Merapatkan mantel serta syal yang melilit lehernya, Kise sedikit merasa was-was. Bagaimana jika nanti ia bertemu dengan segerombolan preman yang ingin merampoknya. Atau mungkin bertemu dengan hantu malam yang akan membututinya sampai di depan pintu apartement.

Kise menampar wajahnya sendiri. Dia kan laki-laki, seharusnya tidak perlu takut pada hal seperti itu. tetapi tidak menutup kemungkinan sesuatu yang buruk bisa saja terjadi bukan?

"Hoi Kise. Meskipun kau laki-laki, tapi wajahmu itu terlalu cantik. Bisa saja ada orang yang ingin menculikmu. Apalagi kau seorang model majalah terkenal. Siapa yang tidak mengenali wajahmu itu." Begitulah kata-kata yang selalu di ucapkan oleh sahabat –dadakannya. Aomine Daiki. Seorang anggota polisi yang dulu pernah menangkapnya karena Kise tidak sengaja hampir menabrak pria itu dan membuat sekotak besar udang segar yang baru saja di beli Aomine jatuh berhamburan di atas aspal. Tetapi kemudian Aomine membebaskan Kise sebelum sampai di kantor polisi dengan suapan dua kotak jumbo Lobster segar yang Kise belikan untuknya.
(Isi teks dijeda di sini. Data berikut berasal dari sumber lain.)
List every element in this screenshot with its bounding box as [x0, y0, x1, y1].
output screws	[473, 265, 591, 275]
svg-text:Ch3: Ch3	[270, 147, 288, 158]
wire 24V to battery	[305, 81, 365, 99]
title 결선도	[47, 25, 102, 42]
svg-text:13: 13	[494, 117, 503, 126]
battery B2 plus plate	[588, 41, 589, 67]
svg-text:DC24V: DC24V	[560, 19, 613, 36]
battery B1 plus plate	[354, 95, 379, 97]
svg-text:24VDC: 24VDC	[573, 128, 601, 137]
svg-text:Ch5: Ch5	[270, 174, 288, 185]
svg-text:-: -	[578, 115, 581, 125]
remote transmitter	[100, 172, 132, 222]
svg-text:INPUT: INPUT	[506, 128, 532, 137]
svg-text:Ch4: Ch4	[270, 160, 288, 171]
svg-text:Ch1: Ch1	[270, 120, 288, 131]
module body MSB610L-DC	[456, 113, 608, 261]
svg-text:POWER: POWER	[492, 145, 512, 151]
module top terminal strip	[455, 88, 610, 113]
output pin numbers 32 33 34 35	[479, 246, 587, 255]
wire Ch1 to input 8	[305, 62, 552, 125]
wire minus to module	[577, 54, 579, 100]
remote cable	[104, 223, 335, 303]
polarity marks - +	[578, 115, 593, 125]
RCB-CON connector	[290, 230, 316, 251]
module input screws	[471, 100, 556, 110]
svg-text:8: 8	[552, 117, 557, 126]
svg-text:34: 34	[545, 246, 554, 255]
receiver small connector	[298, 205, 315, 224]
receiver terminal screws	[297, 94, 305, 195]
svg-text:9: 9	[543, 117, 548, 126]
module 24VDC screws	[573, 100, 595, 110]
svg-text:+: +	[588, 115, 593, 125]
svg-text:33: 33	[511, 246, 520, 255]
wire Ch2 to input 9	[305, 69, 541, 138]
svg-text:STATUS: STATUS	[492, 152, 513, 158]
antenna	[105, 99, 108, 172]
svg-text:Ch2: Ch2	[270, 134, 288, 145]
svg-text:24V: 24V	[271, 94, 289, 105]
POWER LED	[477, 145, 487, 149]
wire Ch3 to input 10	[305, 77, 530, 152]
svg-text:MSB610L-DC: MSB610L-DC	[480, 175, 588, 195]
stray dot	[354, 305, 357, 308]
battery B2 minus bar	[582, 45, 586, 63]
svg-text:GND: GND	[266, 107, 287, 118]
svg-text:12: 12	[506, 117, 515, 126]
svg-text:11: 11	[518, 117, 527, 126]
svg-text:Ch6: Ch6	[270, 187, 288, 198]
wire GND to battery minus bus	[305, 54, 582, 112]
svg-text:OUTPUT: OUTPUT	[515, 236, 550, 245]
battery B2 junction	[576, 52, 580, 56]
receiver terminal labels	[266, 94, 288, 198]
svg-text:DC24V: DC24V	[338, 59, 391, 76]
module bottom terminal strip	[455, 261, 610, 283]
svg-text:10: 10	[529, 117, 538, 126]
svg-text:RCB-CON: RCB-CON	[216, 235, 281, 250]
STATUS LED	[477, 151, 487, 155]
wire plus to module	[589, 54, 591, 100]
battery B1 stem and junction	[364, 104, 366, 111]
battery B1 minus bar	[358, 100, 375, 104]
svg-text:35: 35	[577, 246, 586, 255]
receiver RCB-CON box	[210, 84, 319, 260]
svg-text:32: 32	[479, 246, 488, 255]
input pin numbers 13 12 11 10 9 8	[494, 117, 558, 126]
Setelah kejadian itu, mereka saling mengenal lebih dekat. Hingga akhirnya, tanpa kata, tanpa ungkapan keduanya menjadi sahabat.

"Hubungi aku jika ada masalah."

Ketika itulah Kise teringat pada seseorang yang jelas dan pasti bisa menolongnya. Dirogohnya saku mantelnya dan mengambil ponsel touchscreen miliknya. Ia langsung mendial panggilan cepat.

"Hmm…"

"Aomine-cchi. Kau sedang sibuk?" Kise bisa mendengar suara berat Aomine dari balik sambungan saat menjawab teleponnya.

" Ada apa Kise?"

"Mou Aomine cchi, aku kan yang bertanya duluan. Seharusnya di jawab dulu, bukan bertanya lagi. Apa kau sedang sibuk?" Kise mengulangi pertanyaanya sambil mengerucutkan bibirnya. Ekspresi yang otomatis muncul di wajah sang model ketika merajuk.

"Ya ya ya berisik. Aku sedang tidur sebelum teleponmu menyela mimpiku. Nanti jam 2 pagi aku patroli. Ada apa memangnya?"

Kise memiringkan kepalanya. Ia kembali menatap sekeliling lalu menghela nafas.

"Iie Aomine cchi. Lanjutkan saja tidurmu. Aku hanya ingin mengucapkan Oyasuminasai. Jangan lupa memimpikanku ssu. Hehe…"

"Dasar tidak punya kerjaan. Baiklah kalau begitu aku tutup teleponnya."

"Ha'i."

PIP

Lagi-lagi sosok pirang itu menghela nafasnya. Mau tidak mau dan terpaksa ia harus pulang sendirian sampai apartementnya. Berdoa saja tidak terjadi apa-apa. Lagi pula perjalanan hanya memakan waktu sebentar, tidak sampai satu jam.

.

.

.

Kise baru saja memasukkan kembali ponselnya bertepatan dengan seruan keras yang tak jauh dari tempatnya berada. Ia terkesiap, tak berani menoleh ataupun bergerak.

DOR

Sampai bunyi senjata api itu terdengar seketika membuat Kise berjongkok sambil menutup kedua matanya. Ia merapatkan matanya yang terpejam, Kise bahkan bisa merasakan jantungnya sendiri yang berlomba seperti arena track.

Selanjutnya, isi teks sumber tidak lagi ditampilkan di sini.